The main Bosnian Serb opposition party, the Serbian Democratic Party, SDS, nominated party leader Vukota Govedarica as its candidate for president of Bosnia-Herzegovina’s Serbian-dominated entity in elections this autumn.
The 41-year-old leader of the Serbian Democratic Party from the pro-EU Alliance for Changes is positioning himself as the catalyst to end the Alliance of Independent Social Democrats’ nearly 12-year-long hold on power.
After several hours of discussions on Saturday, the Serbian Democratic Party, the strongest member of Republika Srpska’s opposition Alliance for Changes, announced party leader Vukota Govedarica as its candidate for president of Bosnia-Herzegovina’s Serbian-dominated entity in elections this October.

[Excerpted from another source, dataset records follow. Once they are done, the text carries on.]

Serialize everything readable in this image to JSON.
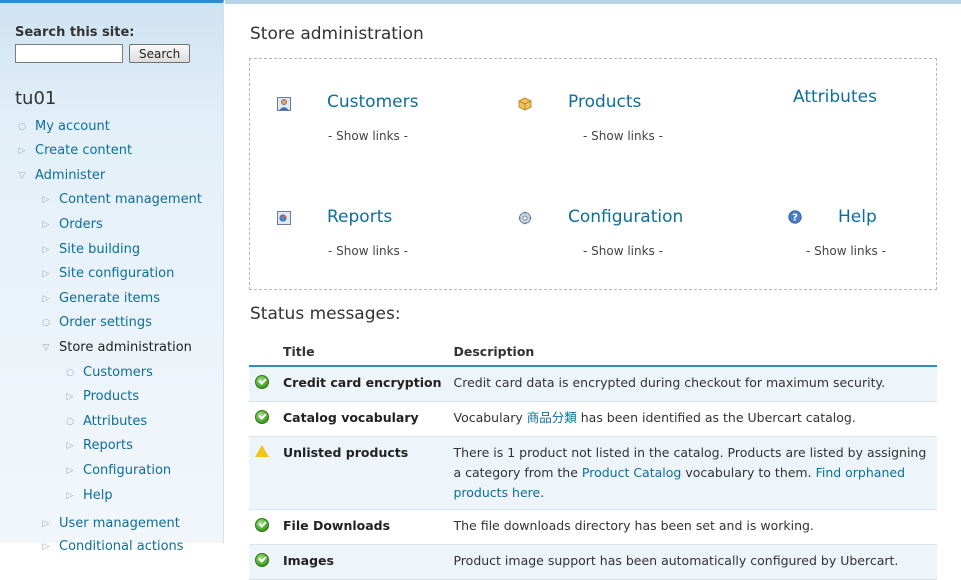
{
  "search": {
    "label": "Search this site:",
    "placeholder": "",
    "button": "Search"
  },
  "sidebar": {
    "user_title": "tu01",
    "items": [
      {
        "label": "My account"
      },
      {
        "label": "Create content"
      },
      {
        "label": "Administer"
      },
      {
        "label": "Content management"
      },
      {
        "label": "Orders"
      },
      {
        "label": "Site building"
      },
      {
        "label": "Site configuration"
      },
      {
        "label": "Generate items"
      },
      {
        "label": "Order settings"
      },
      {
        "label": "Store administration"
      },
      {
        "label": "Customers"
      },
      {
        "label": "Products"
      },
      {
        "label": "Attributes"
      },
      {
        "label": "Reports"
      },
      {
        "label": "Configuration"
      },
      {
        "label": "Help"
      },
      {
        "label": "User management"
      },
      {
        "label": "Conditional actions"
      }
    ]
  },
  "main": {
    "title": "Store administration",
    "cells": [
      {
        "title": "Customers",
        "links": "- Show links -",
        "icon": "customers-icon"
      },
      {
        "title": "Products",
        "links": "- Show links -",
        "icon": "products-icon"
      },
      {
        "title": "Attributes",
        "links": "",
        "icon": ""
      },
      {
        "title": "Reports",
        "links": "- Show links -",
        "icon": "reports-icon"
      },
      {
        "title": "Configuration",
        "links": "- Show links -",
        "icon": "configuration-icon"
      },
      {
        "title": "Help",
        "links": "- Show links -",
        "icon": "help-icon"
      }
    ],
    "status_heading": "Status messages:",
    "table": {
      "headers": [
        "Title",
        "Description"
      ],
      "rows": [
        {
          "status": "ok",
          "title": "Credit card encryption",
          "description": "Credit card data is encrypted during checkout for maximum security."
        },
        {
          "status": "ok",
          "title": "Catalog vocabulary",
          "desc_pre": "Vocabulary ",
          "desc_link": "商品分類",
          "desc_post": " has been identified as the Ubercart catalog."
        },
        {
          "status": "warning",
          "title": "Unlisted products",
          "desc_pre": "There is 1 product not listed in the catalog. Products are listed by assigning a category from the ",
          "desc_link": "Product Catalog",
          "desc_mid": " vocabulary to them. ",
          "desc_link2": "Find orphaned products here",
          "desc_post": "."
        },
        {
          "status": "ok",
          "title": "File Downloads",
          "description": "The file downloads directory has been set and is working."
        },
        {
          "status": "ok",
          "title": "Images",
          "description": "Product image support has been automatically configured by Ubercart."
        }
      ]
    }
  },
  "colors": {
    "link": "#0d6f99",
    "accent": "#2f8ad0",
    "ok": "#3c9a1e",
    "warning": "#f0c419"
  }
}
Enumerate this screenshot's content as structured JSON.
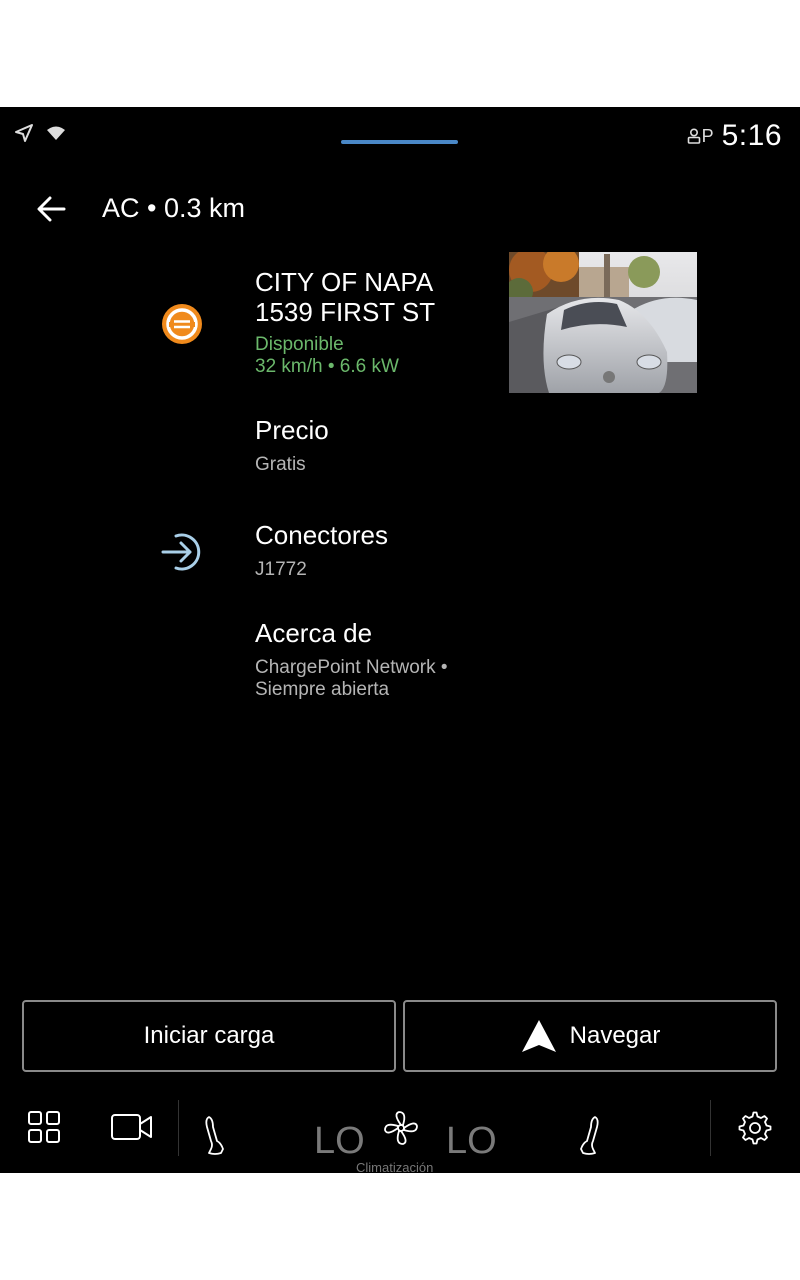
{
  "status_bar": {
    "time": "5:16",
    "icons": [
      "navigation-arrow-icon",
      "wifi-icon",
      "user-profile-icon",
      "parking-icon"
    ],
    "profile_letter": "P"
  },
  "header": {
    "title": "AC • 0.3 km"
  },
  "station": {
    "name_line1": "CITY OF NAPA",
    "name_line2": "1539 FIRST ST",
    "status": "Disponible",
    "speed": "32 km/h • 6.6 kW"
  },
  "price": {
    "label": "Precio",
    "value": "Gratis"
  },
  "connectors": {
    "label": "Conectores",
    "value": "J1772"
  },
  "about": {
    "label": "Acerca de",
    "line1": "ChargePoint Network •",
    "line2": "Siempre abierta"
  },
  "actions": {
    "start_charge": "Iniciar carga",
    "navigate": "Navegar"
  },
  "climate": {
    "left_temp": "LO",
    "right_temp": "LO",
    "label": "Climatización"
  },
  "colors": {
    "accent_blue": "#4a88c7",
    "charger_orange": "#f08a1c",
    "available_green": "#6bb86b",
    "connector_blue": "#a9cfe8"
  }
}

“I feel a great responsibility in front of every person in Republika Srpska who wants to live freely,” Govedarica said at a press conference on Saturday. “My job is to free RS [Republika Srpska] from the occupation of the SNSD [Alliance of Independent Social Democrats] and their boss [President Milorad Dodik].”

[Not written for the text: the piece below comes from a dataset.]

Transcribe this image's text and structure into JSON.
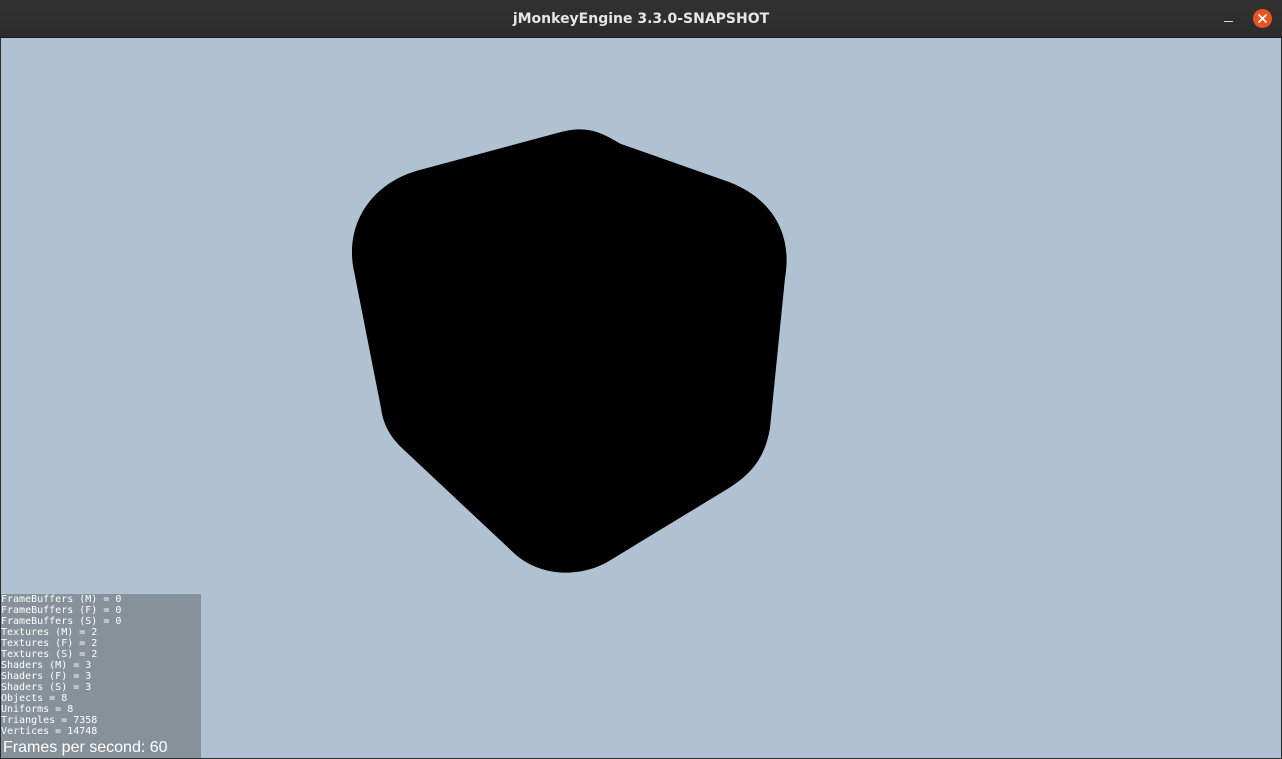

Other contenders for the Alliance’s nomination included Bosnian Foreign Trade and Economic Relations Minister Mirko Sarovic and Mico Micic, mayor of the eastern Bosnian town of Bijeljina.
Govedarica, who has headed the Serbian Democratic Party (SDS) since 2016, said he plans to base his campaign on a fight “against crime and institutional corruption,” which he described as “widespread.”
“I am ready to make changes,” he said. “If we are to be like SNSD, may God not let us win.”
The Alliance for Changes charges that the Moscow-friendly Dodik and his nationalist SNSD, in power since 2006, are pushing Republika Srpska toward dictatorship and international isolation, while also entangling it in rampant corruption.
The SNSD, which heartily rejects such criticism, has not yet announced its own candidate for this October’s presidential elections.
At this point, Prime Minister Zeljka Cvijanovic is the most likely SNSD candidate for president, say BIRN sources within the party. They caution, though, that no final decision has been made.
“Cvijanovic has a lot of opponents in the party, and many people would not like to see her as a candidate,” one source said. “The president [Dodik] has not yet decided. I guess we will have to wait.”